When my dad hopped off the plane in Colombia, he had a streak of over 500 days on Duolingo. He had confidence that his dedication to practice would allow him to effectively communicate with the locals. When we arrived at our hostel in Bogota, the hostel owner asked him a very simple question: “De donde llegaste?” (where did you arrive from).
A look of panic came across my dad’s face. In the hundreds of lessons practicing how to ask someone's name or buy an apple from the market, Duolingo had yet to cover past tense verb conjugation. Thus, the presentation of the verb “llegar” as “llegaste” left my dad hopeless for translation. Over the next several weeks of travel in South America, my dad’s Duolingo Spanish was consistently humbled.
Throughout my first couple of months in Latin America, I suffered similar struggles when it came to effective communication. After countless hours spent on language apps and YouTube tutorials, I decided to implement a new learning strategy: go on dates with locals that do not speak any English. A few days of swiping on bumble led to a week full of coffee and lunch dates.
The first few dates were—to put it mildly—a disaster. I was constantly apologizing for my lack of Spanish and having to pull out google translate every other sentence. However, after the initial shock, I learned to calm down and focus on the Spanish I did know instead of worrying about the Spanish that I didn’t yet know. I learned to find unique ways of communicating without fixating on proper grammar or pronunciation. Months of trying to memorize grammar rules and vocabulary made conversation feel robotic. Now, I was focused on making the person understand my intent instead of treating communication like a formula.
Over the course of many increasingly less awkward dates, I went from struggling to form sentences, to having sustained basic conversations. Once I got this small bit of confidence, the learning began to compound. I was soon having conversations with locals at any given opportunity. Within a couple of months, I could openly converse with market vendors or bus drivers without making a fool of myself.
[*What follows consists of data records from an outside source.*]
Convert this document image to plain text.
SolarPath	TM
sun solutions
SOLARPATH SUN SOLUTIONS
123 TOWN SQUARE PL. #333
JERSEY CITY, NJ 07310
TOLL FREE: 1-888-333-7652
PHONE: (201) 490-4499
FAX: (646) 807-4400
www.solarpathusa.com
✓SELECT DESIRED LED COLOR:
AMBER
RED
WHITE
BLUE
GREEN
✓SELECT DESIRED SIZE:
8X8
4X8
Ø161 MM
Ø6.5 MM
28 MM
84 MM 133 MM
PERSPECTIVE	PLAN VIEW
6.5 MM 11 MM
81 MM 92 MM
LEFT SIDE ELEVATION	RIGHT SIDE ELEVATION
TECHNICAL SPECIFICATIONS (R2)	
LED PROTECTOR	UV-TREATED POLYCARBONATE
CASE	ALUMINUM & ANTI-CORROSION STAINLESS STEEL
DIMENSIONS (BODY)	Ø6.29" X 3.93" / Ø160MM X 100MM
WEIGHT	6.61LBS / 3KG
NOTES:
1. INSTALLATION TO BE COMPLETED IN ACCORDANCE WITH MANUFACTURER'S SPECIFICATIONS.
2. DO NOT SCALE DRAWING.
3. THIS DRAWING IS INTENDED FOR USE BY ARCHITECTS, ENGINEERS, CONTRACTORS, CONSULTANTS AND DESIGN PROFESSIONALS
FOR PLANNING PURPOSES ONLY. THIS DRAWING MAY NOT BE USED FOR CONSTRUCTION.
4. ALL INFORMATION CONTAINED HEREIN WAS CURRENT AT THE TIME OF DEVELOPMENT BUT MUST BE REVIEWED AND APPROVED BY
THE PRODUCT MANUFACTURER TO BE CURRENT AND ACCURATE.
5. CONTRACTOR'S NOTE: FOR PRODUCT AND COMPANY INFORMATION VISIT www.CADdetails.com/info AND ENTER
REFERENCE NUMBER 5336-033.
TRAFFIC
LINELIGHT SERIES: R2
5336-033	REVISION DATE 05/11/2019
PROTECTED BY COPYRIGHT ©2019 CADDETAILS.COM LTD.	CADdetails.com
There is a widespread belief that childhood is the optimal time to learn a language. Some might even say it is impossible to pick up a new language once you get past a certain age. While the neurobiology of an infant is certainly more conducive to language learning than someone in their fifties, the bigger issue is how people try to learn a new language in their adult years.
When an infant does not yet understand the concept language, they figure out unique ways of communicating. First through crying, then through gestures, and eventually through very simple vocab and phrases. A two-year-old does not give a damn if their grammar is correct, they just need to communicate that they are hungry.
When I forced myself into the situation of having no other option but to communicate in a foreign language, I put myself in the shoes of a toddler just learning how to interact with the world. The result was improving more in two weeks than I had in the previous two months.
Our brains have evolved to only exert effort remembering information that might be necessary for survival. If you log on to Duolingo for 5 minutes a day, but speak your native language to everyone around you for the other 16 hours of your day, the brain is unlikely to register that stimulus as something worth remembering. Until you can convince your brain that a new language is essential to your life, it won't dedicate the resources needed to retain it.
This is why English is by far the most common second language. Most people living in non-english speaking countries see acquiring the language as a means of opening up better work and life opportunities. Thus, the brain is willing to allocate resources for a chance at a better life.
Once I acquired a conversational-level of Spanish, it completely transformed my experience travelling through Latin America. I was able to discover places off the beaten path, haggle prices like the locals, and have relationships with women that did not speak a word of English (Ok, so there was more than just the language learning goal with the dates).
Most importantly, I was able to see life through the lens of a local, and in turn, shift my perception of the world.